BF – Uma curiosidade para quem nunca esteve no mundo árabe são os mercados. A senhora os descreve com tamanho detalhamento que é possível imaginar até os cheiros. Esses aromas são caros?
FCM – Há olíbanos de diversos preços, tamanhos. Para um turista, é bem mais caro que para um árabe. As mulheres compram para fazer o seu perfume. Ele custa de 3 reais em diante. Há bukhurs caríssimos.
BF – Você viu as incisões em árvores de olíbano?
FCM – Vi. Elas choram. São lágrimas de resina colhidas em copinhos, como se faz com a borracha.
BF – Dos cheiros que sentiu, qual não sai de sua memória?
FCM – O olíbano silver. De vez em quando, pego uma pedrinha e inspiro forte para voltar para lá em imaginação. Mas há muitos outros cheiros importantes. Taez (pro nuncia-se taís) exala um aroma de rosa intenso. As regiões de Hadramawt e Dophar são puro olíbano. A parte sul de Hadramawt também é abundante em mirra. Adoro a rosa damascena, o ambargris, a tuberosa, a dama-da-noite, a manga, o figo. Até o pão quentinho. O alecrim, que é uma paixão antiga, e o gerânio à noite, que me lembra quando chegava em casa em Jerusalém. Também não esqueci os campos de tomilho da Jordânia, os manjericões do Egito. Os atares (essência sem álcool) dos mercados.
BF – Por que as resinas do sul da Arábia ficaram tão famosas?
FCM – São as mais puras. E foram levadas para Roma, que as difundiu pela Europa. Para os europeus, esses aromas vinham dos confins do mundo, ultrapassando muitos obstáculos e perigos.
BF – Em seu livro, a senhora escreve que a busca pela espiritualidade de terminou certos itinerários em direção a Meca e Jerusalém. As fumaças perfumadas sempre participaram desses momentos?
FCM – Lembra-se do que levavam os reis magos? Ouro, incenso e mirra. As culturas pré-islâmicas já usa vam o incenso e até hoje praticamente todas as religiões o empregam como um meio de enlevação espiritual. Na Igreja Católica, durante uma certa época, o incenso foi proibido porque achavam que estava ligado aos rituais pagãos. As fumaças de algum modo sempre nos ligaram ao divino. E conduzem a memória, fazem a ligação do passado com o presente.
BF – O que a Fernanda encontra quando está na estrada? Não a arqueóloga…
FCM – Tem esta frase: o homem dá um passo e o roteiro começa. É um percurso de desenvolvimento interior e enriquecimento. Mesmo entrando em lugares desconhecidos, você absorve memórias antigas, em cada ponto da estrada você sabe que o lugar testemunhou a soma de trabalhos ao longo do tempo.
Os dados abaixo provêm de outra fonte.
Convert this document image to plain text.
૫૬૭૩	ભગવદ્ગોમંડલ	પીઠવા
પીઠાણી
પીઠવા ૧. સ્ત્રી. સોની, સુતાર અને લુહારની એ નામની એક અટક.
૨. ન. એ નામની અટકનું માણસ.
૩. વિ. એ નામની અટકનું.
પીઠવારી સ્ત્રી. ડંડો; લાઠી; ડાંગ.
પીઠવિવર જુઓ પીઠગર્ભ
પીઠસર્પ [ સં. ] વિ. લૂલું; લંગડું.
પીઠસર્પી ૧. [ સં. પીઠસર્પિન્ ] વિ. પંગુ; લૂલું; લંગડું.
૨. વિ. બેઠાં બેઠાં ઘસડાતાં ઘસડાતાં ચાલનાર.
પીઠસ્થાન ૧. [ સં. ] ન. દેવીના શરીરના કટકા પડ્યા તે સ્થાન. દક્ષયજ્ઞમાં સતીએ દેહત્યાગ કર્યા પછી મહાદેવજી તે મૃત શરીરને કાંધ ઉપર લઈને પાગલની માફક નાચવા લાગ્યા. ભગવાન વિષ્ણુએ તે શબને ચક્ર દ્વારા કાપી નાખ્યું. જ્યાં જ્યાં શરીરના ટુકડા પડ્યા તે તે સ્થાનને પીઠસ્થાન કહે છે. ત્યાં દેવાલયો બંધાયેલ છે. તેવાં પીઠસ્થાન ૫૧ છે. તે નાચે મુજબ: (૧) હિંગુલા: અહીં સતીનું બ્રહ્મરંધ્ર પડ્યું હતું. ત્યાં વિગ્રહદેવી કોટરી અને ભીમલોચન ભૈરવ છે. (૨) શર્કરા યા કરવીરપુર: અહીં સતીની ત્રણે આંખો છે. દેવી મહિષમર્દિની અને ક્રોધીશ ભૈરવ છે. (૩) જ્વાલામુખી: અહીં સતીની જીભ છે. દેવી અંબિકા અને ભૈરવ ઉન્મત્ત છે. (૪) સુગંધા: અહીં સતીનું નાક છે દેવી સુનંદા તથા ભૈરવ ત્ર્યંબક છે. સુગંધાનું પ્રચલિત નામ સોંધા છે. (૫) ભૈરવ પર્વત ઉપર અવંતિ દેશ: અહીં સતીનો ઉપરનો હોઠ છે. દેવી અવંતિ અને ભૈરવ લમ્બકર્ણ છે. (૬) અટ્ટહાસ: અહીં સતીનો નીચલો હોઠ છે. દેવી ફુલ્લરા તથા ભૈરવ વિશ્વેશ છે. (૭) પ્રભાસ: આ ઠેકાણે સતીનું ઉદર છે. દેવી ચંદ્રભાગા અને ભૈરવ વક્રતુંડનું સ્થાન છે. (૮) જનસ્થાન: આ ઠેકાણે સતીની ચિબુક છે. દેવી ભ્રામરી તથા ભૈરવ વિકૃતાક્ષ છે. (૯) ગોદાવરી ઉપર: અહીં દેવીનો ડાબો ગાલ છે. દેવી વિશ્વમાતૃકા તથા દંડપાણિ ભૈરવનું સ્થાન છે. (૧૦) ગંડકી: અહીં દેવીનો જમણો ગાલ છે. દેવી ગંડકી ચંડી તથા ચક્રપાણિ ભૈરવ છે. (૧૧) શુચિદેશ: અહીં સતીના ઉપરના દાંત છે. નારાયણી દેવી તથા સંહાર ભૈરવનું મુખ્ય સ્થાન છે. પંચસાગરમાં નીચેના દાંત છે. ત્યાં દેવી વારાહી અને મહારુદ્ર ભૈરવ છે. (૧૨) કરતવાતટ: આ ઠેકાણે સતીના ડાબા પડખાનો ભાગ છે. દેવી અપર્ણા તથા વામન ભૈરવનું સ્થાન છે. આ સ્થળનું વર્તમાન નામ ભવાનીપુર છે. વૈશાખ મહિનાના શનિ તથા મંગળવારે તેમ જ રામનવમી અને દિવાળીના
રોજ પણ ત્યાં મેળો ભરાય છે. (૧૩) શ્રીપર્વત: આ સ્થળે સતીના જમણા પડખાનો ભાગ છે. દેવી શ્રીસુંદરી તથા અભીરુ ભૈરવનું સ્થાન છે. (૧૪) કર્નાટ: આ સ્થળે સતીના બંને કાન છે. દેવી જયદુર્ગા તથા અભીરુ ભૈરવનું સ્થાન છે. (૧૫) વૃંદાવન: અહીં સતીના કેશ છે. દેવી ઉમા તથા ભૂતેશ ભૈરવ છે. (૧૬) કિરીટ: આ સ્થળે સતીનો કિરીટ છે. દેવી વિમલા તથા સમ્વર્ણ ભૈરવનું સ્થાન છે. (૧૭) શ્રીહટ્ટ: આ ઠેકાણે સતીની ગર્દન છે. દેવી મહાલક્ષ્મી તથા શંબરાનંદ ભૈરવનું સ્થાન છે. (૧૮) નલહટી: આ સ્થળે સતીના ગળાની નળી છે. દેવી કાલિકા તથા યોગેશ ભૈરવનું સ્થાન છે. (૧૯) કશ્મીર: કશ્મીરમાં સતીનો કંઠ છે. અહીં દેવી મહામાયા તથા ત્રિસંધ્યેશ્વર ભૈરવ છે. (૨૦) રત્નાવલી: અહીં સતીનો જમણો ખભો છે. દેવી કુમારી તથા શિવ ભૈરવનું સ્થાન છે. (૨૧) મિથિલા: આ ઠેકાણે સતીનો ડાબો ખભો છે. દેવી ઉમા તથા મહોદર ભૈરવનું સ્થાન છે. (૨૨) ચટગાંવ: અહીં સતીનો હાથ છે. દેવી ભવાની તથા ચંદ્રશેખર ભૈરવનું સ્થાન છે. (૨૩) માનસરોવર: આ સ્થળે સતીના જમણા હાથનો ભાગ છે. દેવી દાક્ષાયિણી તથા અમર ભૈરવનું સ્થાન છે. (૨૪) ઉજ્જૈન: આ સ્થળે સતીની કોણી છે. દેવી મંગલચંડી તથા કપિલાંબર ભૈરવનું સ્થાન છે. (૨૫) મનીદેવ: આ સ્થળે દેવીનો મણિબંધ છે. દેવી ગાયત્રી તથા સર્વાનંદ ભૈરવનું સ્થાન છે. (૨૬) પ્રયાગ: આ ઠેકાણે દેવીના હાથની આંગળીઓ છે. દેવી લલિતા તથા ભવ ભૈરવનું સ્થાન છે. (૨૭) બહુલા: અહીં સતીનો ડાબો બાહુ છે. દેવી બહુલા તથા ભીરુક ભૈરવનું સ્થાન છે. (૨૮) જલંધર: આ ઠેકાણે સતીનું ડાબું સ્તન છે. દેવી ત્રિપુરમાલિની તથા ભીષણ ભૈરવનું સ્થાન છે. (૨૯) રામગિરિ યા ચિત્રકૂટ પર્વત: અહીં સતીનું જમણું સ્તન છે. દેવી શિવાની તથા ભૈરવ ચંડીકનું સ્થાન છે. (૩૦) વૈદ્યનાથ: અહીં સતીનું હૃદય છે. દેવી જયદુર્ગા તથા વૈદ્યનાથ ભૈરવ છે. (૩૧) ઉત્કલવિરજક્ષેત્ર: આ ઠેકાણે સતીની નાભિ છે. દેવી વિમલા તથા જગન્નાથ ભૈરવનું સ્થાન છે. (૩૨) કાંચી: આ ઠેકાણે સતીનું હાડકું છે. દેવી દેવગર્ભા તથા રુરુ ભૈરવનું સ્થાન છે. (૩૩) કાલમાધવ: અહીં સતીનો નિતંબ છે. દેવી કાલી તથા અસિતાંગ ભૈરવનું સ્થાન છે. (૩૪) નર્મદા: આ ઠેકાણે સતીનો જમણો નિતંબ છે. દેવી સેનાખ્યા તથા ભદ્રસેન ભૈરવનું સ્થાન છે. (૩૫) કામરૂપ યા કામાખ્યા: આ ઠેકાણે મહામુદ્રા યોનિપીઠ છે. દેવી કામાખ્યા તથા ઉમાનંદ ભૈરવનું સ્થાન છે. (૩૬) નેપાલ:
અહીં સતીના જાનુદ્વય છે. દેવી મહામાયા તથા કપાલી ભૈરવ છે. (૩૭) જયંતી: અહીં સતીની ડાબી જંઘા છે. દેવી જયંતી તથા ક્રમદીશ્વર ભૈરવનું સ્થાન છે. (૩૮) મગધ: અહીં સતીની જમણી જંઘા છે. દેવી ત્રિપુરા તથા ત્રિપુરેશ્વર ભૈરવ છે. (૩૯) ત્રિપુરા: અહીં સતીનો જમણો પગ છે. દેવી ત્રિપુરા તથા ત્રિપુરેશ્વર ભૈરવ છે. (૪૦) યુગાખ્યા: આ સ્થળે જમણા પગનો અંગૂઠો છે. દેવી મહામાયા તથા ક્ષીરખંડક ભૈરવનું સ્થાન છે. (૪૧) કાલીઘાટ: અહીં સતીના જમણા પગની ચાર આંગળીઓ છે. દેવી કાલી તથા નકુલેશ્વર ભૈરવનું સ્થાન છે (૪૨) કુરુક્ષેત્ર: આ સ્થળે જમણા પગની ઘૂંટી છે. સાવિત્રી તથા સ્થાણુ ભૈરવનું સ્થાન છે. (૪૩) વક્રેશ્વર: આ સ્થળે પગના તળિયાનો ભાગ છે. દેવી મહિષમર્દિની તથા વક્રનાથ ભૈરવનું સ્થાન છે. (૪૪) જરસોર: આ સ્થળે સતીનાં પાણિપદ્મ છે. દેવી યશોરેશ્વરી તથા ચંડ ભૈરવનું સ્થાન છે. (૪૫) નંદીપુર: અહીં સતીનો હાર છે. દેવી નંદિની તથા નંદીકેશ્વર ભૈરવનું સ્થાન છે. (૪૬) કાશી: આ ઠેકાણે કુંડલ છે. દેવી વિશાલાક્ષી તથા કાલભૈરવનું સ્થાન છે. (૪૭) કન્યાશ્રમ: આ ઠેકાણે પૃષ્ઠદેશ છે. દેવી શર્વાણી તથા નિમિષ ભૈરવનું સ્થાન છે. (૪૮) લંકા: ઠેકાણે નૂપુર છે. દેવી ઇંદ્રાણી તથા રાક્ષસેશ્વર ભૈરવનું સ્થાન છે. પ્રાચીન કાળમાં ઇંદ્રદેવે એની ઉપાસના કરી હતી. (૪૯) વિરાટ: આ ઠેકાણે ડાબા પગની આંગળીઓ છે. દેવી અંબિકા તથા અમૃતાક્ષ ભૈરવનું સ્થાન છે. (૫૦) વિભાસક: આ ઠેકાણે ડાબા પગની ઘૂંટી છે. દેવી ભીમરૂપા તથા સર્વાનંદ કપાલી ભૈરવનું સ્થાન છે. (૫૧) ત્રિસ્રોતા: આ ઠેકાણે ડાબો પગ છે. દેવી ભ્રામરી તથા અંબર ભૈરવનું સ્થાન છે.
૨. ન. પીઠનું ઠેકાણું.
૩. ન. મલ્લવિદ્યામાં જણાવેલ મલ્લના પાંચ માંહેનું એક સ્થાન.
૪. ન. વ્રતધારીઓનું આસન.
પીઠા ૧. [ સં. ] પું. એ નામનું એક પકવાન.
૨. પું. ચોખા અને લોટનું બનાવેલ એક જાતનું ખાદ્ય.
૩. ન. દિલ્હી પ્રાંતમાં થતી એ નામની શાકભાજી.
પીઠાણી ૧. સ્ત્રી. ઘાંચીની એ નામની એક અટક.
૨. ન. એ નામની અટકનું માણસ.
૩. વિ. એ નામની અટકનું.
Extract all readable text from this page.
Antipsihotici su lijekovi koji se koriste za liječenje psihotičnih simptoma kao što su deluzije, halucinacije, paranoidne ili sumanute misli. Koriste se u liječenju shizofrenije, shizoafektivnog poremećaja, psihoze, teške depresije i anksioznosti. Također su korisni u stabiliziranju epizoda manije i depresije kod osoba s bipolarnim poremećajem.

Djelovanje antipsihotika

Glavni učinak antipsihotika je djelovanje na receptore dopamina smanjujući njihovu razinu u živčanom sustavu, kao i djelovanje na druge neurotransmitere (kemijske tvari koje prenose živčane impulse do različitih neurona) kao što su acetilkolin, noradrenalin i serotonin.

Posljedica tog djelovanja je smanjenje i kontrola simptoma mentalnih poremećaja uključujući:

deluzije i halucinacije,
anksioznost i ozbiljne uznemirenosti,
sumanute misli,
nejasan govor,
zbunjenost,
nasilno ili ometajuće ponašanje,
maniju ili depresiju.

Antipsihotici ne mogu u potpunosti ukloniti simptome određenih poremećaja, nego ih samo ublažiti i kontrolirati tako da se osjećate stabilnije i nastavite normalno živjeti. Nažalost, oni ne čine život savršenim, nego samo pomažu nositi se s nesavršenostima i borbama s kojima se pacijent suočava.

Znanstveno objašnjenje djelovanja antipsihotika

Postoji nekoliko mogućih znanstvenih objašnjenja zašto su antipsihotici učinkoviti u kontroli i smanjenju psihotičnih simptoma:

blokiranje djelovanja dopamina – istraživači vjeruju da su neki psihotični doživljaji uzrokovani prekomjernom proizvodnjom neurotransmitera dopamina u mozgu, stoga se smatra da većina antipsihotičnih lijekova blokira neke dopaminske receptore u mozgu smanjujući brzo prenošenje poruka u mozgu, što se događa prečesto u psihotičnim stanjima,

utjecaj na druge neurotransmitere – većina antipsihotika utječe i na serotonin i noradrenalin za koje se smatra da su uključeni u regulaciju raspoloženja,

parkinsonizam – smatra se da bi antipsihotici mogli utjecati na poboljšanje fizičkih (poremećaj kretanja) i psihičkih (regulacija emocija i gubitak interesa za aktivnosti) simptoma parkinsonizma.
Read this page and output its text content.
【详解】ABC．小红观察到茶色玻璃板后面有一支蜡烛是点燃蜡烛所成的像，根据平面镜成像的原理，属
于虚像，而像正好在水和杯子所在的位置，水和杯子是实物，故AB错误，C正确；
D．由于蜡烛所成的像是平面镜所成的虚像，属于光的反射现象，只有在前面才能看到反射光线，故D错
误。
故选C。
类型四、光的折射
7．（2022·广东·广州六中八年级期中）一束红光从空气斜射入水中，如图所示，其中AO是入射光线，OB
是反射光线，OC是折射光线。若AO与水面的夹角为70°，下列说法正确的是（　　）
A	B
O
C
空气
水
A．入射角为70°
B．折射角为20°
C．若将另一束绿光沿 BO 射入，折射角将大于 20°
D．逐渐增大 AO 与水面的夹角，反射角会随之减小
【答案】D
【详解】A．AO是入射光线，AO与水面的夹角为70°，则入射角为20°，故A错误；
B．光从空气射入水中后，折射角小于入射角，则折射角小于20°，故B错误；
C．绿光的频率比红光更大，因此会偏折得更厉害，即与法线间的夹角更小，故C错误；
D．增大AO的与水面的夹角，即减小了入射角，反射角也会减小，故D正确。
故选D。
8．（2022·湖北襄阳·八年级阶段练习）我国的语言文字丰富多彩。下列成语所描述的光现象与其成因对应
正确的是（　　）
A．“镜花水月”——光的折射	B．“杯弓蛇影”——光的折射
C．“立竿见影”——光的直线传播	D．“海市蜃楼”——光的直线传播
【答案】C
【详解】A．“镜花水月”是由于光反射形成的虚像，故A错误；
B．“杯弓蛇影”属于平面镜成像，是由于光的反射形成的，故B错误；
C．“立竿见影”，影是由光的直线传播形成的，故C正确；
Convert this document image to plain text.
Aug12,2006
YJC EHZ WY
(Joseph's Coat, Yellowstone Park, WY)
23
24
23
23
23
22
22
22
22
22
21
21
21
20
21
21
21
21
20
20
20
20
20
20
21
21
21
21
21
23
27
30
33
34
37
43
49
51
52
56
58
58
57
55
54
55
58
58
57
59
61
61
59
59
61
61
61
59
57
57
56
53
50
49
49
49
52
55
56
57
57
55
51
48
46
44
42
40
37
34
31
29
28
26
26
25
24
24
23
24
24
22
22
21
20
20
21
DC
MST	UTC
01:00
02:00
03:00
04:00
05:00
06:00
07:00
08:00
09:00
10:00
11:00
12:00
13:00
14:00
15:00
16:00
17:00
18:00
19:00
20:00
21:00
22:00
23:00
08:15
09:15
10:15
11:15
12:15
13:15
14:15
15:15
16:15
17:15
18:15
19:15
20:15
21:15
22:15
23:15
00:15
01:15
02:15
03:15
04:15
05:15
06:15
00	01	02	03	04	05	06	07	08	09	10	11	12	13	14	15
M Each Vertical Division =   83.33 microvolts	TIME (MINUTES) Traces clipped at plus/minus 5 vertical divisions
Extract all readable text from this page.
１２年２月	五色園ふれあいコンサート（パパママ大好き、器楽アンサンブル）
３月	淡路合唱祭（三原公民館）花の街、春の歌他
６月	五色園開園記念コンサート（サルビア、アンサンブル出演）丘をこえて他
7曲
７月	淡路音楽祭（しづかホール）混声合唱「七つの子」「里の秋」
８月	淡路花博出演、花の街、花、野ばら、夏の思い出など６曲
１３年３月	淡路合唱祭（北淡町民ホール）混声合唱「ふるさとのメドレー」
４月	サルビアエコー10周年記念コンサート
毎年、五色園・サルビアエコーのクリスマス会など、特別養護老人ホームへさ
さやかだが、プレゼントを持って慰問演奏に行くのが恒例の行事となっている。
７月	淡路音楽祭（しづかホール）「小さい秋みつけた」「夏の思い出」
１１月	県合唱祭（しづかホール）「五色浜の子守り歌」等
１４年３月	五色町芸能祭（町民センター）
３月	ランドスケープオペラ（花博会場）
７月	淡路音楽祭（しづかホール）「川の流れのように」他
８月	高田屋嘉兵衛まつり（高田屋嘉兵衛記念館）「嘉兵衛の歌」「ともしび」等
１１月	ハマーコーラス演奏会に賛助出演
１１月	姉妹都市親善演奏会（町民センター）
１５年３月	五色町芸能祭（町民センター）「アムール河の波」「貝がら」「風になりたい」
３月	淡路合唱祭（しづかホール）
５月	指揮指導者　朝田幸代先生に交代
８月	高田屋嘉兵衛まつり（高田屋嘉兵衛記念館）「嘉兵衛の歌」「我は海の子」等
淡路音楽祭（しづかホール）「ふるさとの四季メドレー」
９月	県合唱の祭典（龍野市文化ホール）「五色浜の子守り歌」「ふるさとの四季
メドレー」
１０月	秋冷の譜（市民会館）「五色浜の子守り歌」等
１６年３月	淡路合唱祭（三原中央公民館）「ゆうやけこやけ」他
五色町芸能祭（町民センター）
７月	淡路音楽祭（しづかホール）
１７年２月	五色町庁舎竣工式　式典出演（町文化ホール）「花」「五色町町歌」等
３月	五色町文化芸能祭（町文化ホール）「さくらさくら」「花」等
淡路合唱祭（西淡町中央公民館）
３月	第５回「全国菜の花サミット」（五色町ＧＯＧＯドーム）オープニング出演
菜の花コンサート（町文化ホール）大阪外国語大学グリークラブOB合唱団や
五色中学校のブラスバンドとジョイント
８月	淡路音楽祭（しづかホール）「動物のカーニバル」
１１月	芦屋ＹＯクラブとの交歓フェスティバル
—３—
É uma experiência de transcendência.
BF – É por isso que a senhora descreve o deserto como uma terra de renovado encantamento?
FCM – O deserto é uma descoberta igual ao fundo do mar. É um lugar em que você olha para dentro, como num mergulho. Uma vez estava na Judéia, ajoelhei e comecei a esfarelar um pouco de areia. Aí eu vi que havia uma florzinha mínima cor-de-rosa, ao lado de uma azul, que dava um tom de lilás. Pensei se tratar de um calcário lilás, mas eram minúsculas flores. O deserto é uma coisa para olhar de perto e descobrir aos poucos.
BF – Voltando à rainha de Sabá. Ela existiu?
FCM – Estou acompanhando todos os estudos, principalmente os da Missão Francesa. Recentemente, pela primeira vez, foi descoberta uma inscrição citando um reino governado por uma mulher na mesma época e região na qual a rainha teria vivido. Quando acabo um livro, ele não morre. Continua vivo. Fico com saudade dos personagens, que são reais.
BF – Já está com saudade dos povos do Oriente, que chama de sensíveis?
FCM – Assim que concluir um novo livro sobre o golfo Pérsico, estarei de volta.